Pour Jailyn Matthews, professeure de pilates de 47 ans et modèle de cette nouvelle campagne : «Nous avons tous une histoire de vie unique. Je pense que le partage de nos expériences inspire l’évolution et la compassion. Quelqu’un qui ne vous ressemble pas peut avoir un point de vue que vous n’aviez pas envisagé… a-t-elle écrit sur Instagram. Peut-être que si nous commençons à ouvrir des discussions sans jugement ni peur de nos différences, nous pouvons encourager la guérison pour nous-mêmes, les autres et le monde.» Victoria’s Secret frappe donc ici un grand coup, profitant de sa position dominante sur les réseaux sociaux (71,6 millions d’abonnés rien que sur Instagram) pour prôner un message d’ouverture, et se mettre – enfin – à l’heure de la diversité. On peut certes douter de la sincérité d’une telle campagne, qui colle parfaitement avec les attentes des consommateurs et tend à faire revenir dans son giron les 3,8 millions de clientes perdues entre 2017 et 2019. Mais l’exemplarité a prouvé ses effets, et la jeunesse exige désormais des marques de mode et de cosmétiques qu’elles s’engagent dans de nobles causes.
We believe women’s breasts in all shapes and sizes deserve support and comfort. Which is why our new sports bra range contains 43 styles, so everyone can find the right fit for them.

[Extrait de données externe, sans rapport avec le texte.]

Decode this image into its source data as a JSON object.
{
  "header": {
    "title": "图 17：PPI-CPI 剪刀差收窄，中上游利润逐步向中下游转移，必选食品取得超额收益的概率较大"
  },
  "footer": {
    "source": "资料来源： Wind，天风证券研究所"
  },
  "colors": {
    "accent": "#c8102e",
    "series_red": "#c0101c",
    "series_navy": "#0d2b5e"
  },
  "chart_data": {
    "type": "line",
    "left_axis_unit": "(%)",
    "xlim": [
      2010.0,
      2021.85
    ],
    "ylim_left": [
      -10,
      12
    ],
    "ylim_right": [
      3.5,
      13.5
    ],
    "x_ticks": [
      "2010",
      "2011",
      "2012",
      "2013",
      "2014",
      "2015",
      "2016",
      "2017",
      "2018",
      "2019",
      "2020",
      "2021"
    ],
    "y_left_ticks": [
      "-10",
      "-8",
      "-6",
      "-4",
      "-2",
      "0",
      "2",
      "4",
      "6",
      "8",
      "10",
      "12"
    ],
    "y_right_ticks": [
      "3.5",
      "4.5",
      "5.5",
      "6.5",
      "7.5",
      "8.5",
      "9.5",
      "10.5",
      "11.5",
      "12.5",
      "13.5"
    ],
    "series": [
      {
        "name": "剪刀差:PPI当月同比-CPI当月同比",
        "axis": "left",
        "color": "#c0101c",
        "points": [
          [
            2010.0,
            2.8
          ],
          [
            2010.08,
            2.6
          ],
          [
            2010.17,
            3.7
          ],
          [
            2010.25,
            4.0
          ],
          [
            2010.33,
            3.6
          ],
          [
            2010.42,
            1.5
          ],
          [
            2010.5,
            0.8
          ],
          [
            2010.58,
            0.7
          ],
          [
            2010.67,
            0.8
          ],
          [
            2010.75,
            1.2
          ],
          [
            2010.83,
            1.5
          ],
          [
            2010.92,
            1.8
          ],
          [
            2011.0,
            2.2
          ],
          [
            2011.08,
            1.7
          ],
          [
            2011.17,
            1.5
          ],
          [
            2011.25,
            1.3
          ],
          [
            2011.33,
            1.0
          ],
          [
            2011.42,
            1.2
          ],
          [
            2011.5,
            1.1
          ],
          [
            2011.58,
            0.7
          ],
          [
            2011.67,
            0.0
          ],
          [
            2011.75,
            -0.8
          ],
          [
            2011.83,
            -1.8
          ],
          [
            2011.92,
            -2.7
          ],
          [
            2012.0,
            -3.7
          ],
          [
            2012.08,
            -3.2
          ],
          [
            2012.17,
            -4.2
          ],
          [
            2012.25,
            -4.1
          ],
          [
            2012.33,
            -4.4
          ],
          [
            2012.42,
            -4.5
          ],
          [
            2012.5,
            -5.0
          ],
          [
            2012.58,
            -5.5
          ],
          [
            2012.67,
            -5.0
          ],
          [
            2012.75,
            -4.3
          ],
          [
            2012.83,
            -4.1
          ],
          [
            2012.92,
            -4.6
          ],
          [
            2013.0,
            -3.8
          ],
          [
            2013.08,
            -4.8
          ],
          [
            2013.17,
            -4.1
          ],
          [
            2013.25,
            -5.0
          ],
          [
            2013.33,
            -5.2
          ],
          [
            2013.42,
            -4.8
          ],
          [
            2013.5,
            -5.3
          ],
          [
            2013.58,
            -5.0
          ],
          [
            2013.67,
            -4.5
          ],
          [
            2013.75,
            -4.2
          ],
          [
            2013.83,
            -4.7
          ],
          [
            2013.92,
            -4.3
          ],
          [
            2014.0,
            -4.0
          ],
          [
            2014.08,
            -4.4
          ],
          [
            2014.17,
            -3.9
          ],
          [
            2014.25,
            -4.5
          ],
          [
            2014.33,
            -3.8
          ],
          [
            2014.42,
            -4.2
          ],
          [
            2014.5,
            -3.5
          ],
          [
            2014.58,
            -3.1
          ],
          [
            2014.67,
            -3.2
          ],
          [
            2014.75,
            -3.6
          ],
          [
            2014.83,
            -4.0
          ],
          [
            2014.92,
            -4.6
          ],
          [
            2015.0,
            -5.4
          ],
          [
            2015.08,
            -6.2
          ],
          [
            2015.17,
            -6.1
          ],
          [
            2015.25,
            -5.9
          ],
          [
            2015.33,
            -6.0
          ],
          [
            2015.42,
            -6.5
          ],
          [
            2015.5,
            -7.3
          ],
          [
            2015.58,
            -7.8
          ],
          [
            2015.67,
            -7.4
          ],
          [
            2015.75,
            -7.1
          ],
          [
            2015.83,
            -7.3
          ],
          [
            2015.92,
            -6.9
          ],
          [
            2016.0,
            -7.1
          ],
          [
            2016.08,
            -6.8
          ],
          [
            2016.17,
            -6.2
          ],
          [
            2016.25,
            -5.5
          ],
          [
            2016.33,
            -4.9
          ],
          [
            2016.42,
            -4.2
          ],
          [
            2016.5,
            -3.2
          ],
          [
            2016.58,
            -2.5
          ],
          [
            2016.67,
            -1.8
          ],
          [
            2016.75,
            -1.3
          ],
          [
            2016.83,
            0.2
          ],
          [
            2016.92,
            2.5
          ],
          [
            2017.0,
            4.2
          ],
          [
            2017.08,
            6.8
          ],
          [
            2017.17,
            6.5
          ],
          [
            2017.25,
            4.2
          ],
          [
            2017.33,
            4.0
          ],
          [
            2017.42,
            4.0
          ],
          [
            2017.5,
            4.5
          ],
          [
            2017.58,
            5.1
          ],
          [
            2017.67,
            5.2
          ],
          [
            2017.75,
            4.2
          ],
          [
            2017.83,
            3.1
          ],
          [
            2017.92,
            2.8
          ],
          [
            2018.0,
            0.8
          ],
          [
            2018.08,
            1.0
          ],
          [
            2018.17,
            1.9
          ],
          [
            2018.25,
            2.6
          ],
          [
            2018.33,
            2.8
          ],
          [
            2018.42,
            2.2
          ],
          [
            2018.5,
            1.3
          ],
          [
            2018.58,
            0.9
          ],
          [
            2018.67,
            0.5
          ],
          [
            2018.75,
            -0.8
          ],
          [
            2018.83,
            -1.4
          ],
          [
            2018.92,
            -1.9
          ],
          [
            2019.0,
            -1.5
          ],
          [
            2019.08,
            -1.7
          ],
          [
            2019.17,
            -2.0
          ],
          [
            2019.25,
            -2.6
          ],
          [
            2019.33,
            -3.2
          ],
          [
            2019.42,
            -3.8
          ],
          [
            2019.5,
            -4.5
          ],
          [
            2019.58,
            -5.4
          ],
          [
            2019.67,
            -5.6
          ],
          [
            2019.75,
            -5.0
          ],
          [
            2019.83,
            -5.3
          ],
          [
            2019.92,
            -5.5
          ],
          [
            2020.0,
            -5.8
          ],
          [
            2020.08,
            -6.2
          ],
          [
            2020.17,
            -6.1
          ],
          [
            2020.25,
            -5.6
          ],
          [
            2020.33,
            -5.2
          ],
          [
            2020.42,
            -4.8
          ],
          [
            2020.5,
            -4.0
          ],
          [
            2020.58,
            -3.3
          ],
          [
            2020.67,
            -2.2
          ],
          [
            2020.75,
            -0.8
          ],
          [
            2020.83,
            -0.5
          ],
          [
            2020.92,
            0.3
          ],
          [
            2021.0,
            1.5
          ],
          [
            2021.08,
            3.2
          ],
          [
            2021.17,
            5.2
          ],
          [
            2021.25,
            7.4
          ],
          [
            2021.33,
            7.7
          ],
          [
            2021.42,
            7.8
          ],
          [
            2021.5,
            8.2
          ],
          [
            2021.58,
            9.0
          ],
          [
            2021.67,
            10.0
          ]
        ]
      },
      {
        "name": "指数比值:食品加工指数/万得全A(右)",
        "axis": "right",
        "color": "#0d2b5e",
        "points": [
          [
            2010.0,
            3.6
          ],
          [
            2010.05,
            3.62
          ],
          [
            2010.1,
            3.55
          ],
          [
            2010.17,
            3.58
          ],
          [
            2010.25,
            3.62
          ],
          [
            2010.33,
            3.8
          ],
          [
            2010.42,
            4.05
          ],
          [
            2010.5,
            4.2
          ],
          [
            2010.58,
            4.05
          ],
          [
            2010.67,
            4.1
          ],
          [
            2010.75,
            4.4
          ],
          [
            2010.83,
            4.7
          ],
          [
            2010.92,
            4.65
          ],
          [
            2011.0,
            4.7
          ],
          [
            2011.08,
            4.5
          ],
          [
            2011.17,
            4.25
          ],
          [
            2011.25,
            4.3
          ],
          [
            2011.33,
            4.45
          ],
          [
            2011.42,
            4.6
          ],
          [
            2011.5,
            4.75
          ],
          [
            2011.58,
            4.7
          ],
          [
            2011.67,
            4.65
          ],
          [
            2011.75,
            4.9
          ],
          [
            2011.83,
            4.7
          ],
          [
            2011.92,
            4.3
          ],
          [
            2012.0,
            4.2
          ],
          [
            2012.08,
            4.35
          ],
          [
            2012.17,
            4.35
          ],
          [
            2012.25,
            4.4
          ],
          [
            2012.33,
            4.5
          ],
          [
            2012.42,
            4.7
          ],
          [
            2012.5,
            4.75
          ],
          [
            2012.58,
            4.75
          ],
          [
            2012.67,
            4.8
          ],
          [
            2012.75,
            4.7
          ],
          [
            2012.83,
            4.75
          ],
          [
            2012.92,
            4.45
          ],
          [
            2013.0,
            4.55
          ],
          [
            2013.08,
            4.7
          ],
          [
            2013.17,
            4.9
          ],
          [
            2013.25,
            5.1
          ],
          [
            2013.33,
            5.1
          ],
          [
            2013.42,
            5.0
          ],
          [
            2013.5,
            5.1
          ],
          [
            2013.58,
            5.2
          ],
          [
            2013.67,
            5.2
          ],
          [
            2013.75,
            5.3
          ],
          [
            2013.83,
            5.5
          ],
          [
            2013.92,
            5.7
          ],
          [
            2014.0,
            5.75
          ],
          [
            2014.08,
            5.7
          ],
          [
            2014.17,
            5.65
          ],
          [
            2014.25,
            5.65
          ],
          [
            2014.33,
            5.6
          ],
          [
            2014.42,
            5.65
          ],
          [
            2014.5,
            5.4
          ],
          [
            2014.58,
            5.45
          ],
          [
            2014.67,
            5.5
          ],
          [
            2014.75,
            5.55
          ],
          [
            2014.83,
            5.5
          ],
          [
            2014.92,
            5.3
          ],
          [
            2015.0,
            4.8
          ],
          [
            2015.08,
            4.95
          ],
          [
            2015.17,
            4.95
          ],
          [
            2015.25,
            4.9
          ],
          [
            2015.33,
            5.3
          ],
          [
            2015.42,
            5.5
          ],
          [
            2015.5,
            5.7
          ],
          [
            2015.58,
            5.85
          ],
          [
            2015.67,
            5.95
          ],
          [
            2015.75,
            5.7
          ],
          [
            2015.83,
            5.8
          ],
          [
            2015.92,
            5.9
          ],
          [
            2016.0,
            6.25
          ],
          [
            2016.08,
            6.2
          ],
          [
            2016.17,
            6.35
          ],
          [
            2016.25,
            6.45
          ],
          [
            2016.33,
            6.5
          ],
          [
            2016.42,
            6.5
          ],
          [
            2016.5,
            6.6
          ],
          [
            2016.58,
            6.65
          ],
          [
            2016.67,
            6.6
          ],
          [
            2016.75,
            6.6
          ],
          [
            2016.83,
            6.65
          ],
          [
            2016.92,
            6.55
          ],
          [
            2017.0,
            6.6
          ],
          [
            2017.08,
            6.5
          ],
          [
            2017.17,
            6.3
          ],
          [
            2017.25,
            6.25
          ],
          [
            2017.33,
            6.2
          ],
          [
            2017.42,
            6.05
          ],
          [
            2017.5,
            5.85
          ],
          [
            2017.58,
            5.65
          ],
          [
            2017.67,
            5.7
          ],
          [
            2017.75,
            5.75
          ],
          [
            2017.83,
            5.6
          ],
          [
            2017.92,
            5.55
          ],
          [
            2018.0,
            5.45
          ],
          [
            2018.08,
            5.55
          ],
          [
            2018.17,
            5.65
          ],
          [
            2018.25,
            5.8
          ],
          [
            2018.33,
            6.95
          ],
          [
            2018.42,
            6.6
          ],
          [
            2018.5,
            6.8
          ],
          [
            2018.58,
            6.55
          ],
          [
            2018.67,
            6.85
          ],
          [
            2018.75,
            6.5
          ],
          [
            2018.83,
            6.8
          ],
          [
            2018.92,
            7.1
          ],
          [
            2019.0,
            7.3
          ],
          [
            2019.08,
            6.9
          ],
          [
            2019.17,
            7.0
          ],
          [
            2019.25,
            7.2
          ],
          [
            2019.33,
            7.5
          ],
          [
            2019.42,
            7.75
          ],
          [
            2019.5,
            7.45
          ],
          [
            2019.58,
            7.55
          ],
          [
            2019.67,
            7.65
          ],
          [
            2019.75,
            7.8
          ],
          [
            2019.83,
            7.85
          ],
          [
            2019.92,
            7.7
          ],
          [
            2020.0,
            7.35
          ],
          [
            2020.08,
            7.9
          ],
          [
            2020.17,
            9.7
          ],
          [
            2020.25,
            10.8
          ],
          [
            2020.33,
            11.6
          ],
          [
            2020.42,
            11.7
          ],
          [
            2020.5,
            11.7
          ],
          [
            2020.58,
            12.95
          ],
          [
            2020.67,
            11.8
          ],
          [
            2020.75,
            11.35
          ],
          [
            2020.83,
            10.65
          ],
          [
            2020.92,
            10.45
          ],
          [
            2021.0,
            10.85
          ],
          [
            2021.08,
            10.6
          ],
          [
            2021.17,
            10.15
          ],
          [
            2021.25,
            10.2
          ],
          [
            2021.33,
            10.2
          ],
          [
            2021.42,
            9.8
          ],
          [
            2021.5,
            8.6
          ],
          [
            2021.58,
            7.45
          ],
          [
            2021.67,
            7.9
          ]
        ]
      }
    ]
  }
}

— adidas (@adidas) February 9, 2022
🔗 Explore the new adidas sports bra collection at https://t.co/fJZUEjvopQ#SupportIsEverything pic.twitter.com/CESqmsXOwI
Sur ce terrain, Victoria’s Secret s’est fait coiffer au poteau par Adidas. L’équipementier a dévoilé le 10 février dernier une campagne très commentée pour ses sous-vêtements de sport mettant en avant des sportives aux profils divers et notamment une jeune femme trisomique. La marque à trois bandes a également diffusé sur ses réseaux sociaux (hormis Instagram qui interdit toujours la publication de poitrines nues) une série de photographies de seins nus de tous acabits afin de communiquer sur la grande variété de modèles de soutien-gorge de sport désormais en vente. Différentes études ont en effet prouvé que les femmes portaient dans leur grande majorité des soutiens-gorge non adaptés à leur morphologie. La concurrence règne même sur le terrain des bons sentiments.